В ряды озлобленных, истерзанных бойцов.

Зову тебя на путь тревоги и ненастья.

Где меры нет труду и счета нет врагам.

Тупого, сытого, бессмысленного счастья

Не принесу я в дар сложить к твоим ногам.

Но если счастье – знать, что друг твой не изменит

Заветам совести я родине своей,

Что выше красоты в тебе он душу ценит,

Ее отзывчивость к страданиям людей, –

Тогда в груди моей нет за тебя тревоги.

Дай руку мне, дитя, и прочь минутный страх.

Мы будем счастливы, – так счастливы, как боги

На недоступных небесах!

 

И невольно при этом взгляд мой падал на Инну. Она была уже в седьмом классе гимназии. Глаза ее глядели гордо и тоскующе. С гимназическим начальством отношения у нее не ладились, не ладилось дело и с деспотическим отцом, Гермогеном Викентьевичем. Он с раздражением рассказывал мне в ее присутствии, как дерзко держится она с начальницей гимназии, как неприлично ведет себя: недавно зашла в гости к гимназисту, – это шестнадцатилетняя девушка, одна! Сидит за книгами до двух‑ трех часов ночи, читает Писарева и чуть ли даже не запрещенные книжки.

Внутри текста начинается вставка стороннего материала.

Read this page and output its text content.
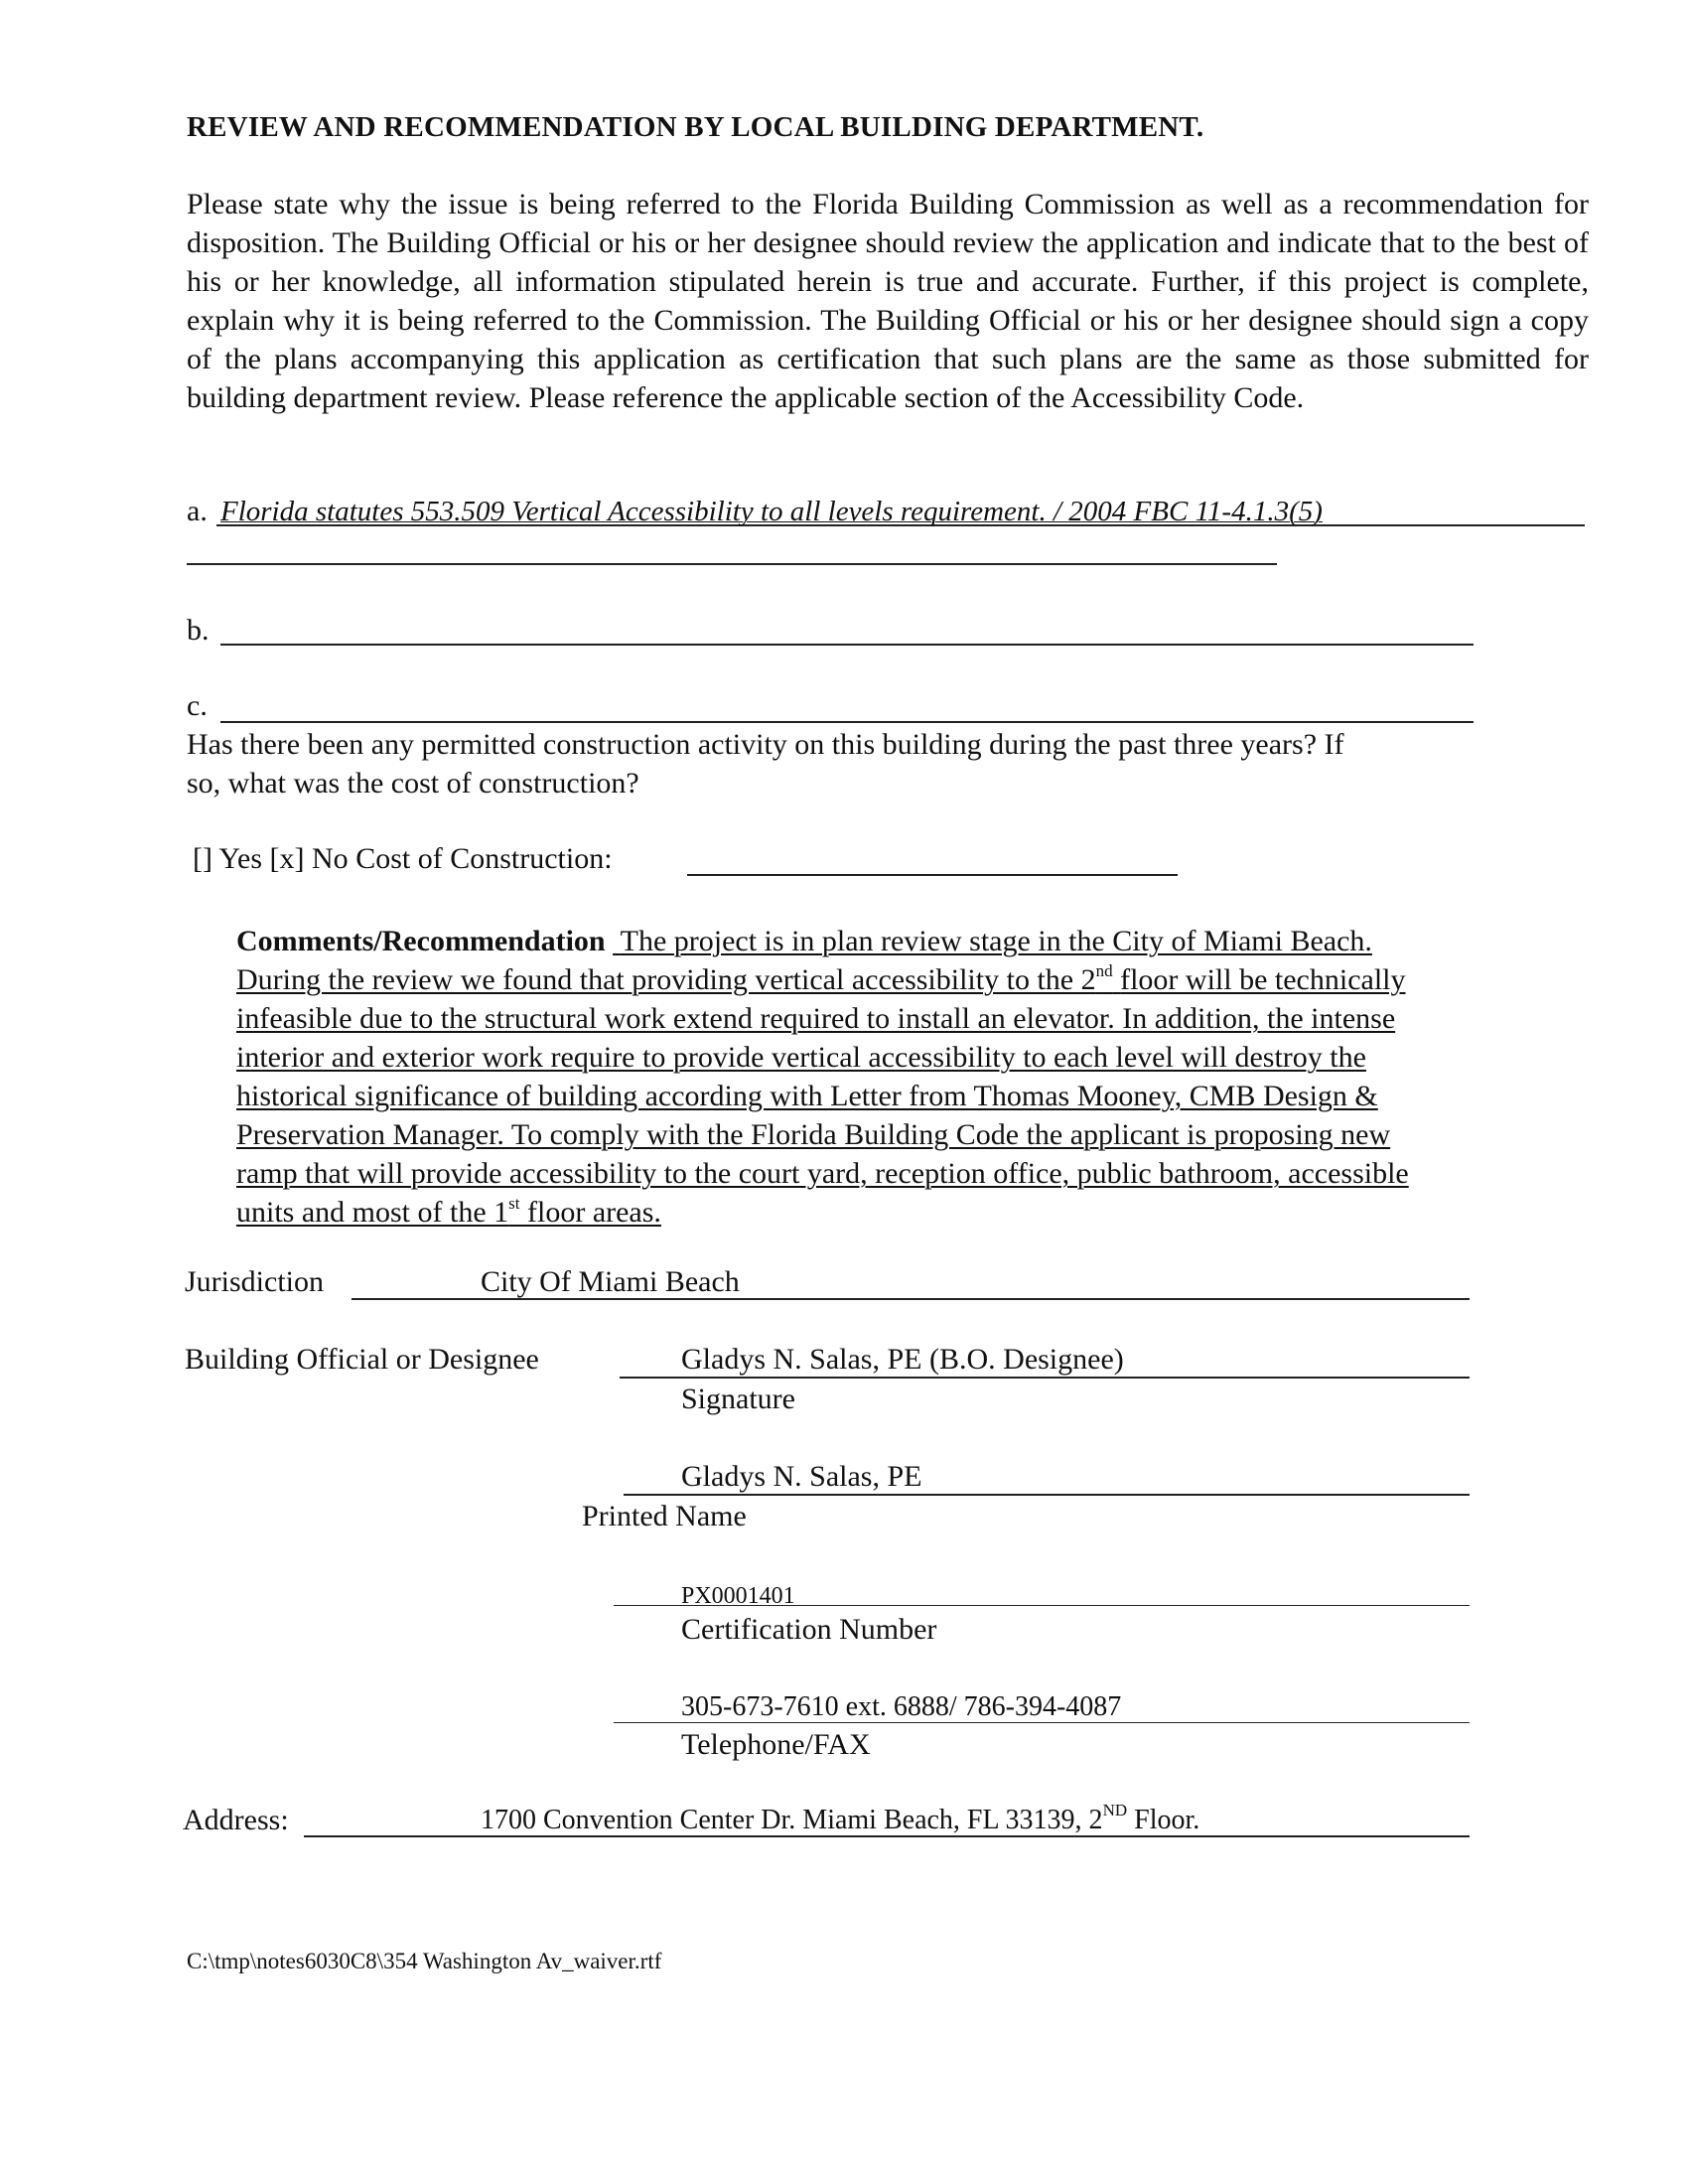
REVIEW AND RECOMMENDATION BY LOCAL BUILDING DEPARTMENT.
Please state why the issue is being referred to the Florida Building Commission as well as a recommendation for disposition. The Building Official or his or her designee should review the application and indicate that to the best of his or her knowledge, all information stipulated herein is true and accurate. Further, if this project is complete, explain why it is being referred to the Commission. The Building Official or his or her designee should sign a copy of the plans accompanying this application as certification that such plans are the same as those submitted for building department review. Please reference the applicable section of the Accessibility Code.
a. Florida statutes 553.509 Vertical Accessibility to all levels requirement. / 2004 FBC 11-4.1.3(5)
b.
c.
Has there been any permitted construction activity on this building during the past three years? If
so, what was the cost of construction?
[] Yes [x] No Cost of Construction:
Comments/Recommendation The project is in plan review stage in the City of Miami Beach.
During the review we found that providing vertical accessibility to the 2nd floor will be technically
infeasible due to the structural work extend required to install an elevator. In addition, the intense
interior and exterior work require to provide vertical accessibility to each level will destroy the
historical significance of building according with Letter from Thomas Mooney, CMB Design &
Preservation Manager. To comply with the Florida Building Code the applicant is proposing new
ramp that will provide accessibility to the court yard, reception office, public bathroom, accessible
units and most of the 1st floor areas.
Jurisdiction	City Of Miami Beach
Building Official or Designee	Gladys N. Salas, PE (B.O. Designee)
Signature
Gladys N. Salas, PE
Printed Name
PX0001401
Certification Number
305-673-7610 ext. 6888/ 786-394-4087
Telephone/FAX
Address:	1700 Convention Center Dr. Miami Beach, FL 33139, 2ND Floor.
C:\tmp\notes6030C8\354 Washington Av_waiver.rtf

И я читал из Надсона и глядел на Инну:

 

«За что? » – с безумною тоскою

Меня спросил твой гордый взор,

Когда внезапно над тобою

Постыдной грянул клеветою

Врагов суровый приговор.

За то, что жизни их оковы

С себя ты сбросила, кляня.

За то, за что не любят совы

Сиянья радостного дня,

За то, что ты с душою чистой

Живешь меж мертвых и слепцов,

За то, что ты цветок душистый

В венке искусственных цветов!

 

 

* * *

 

Воротился в Петербург. В двадцатых числах января – ошеломляющая телеграмма в газетах из Ялты: умер Надсон. Надсон был в то время самый популярный среди молодежи поэт. Всем нам общи были его страстные порывания к борьбе и сознание бессилия, жадные мечты о светозарном будущем и неведение путей к нему. Унылая безнадежность его поэзии усугублялась и личною судьбою его: Надсон безнадежно болел чахоткою и «посреди бойцов был не боец суровый, а только стонущий усталый инвалид, смотрящий с завистью на их венец терновый». Расслабляющие эти стоны и усталость находили все больший отклик в усталой от бесплодных исканий молодежи.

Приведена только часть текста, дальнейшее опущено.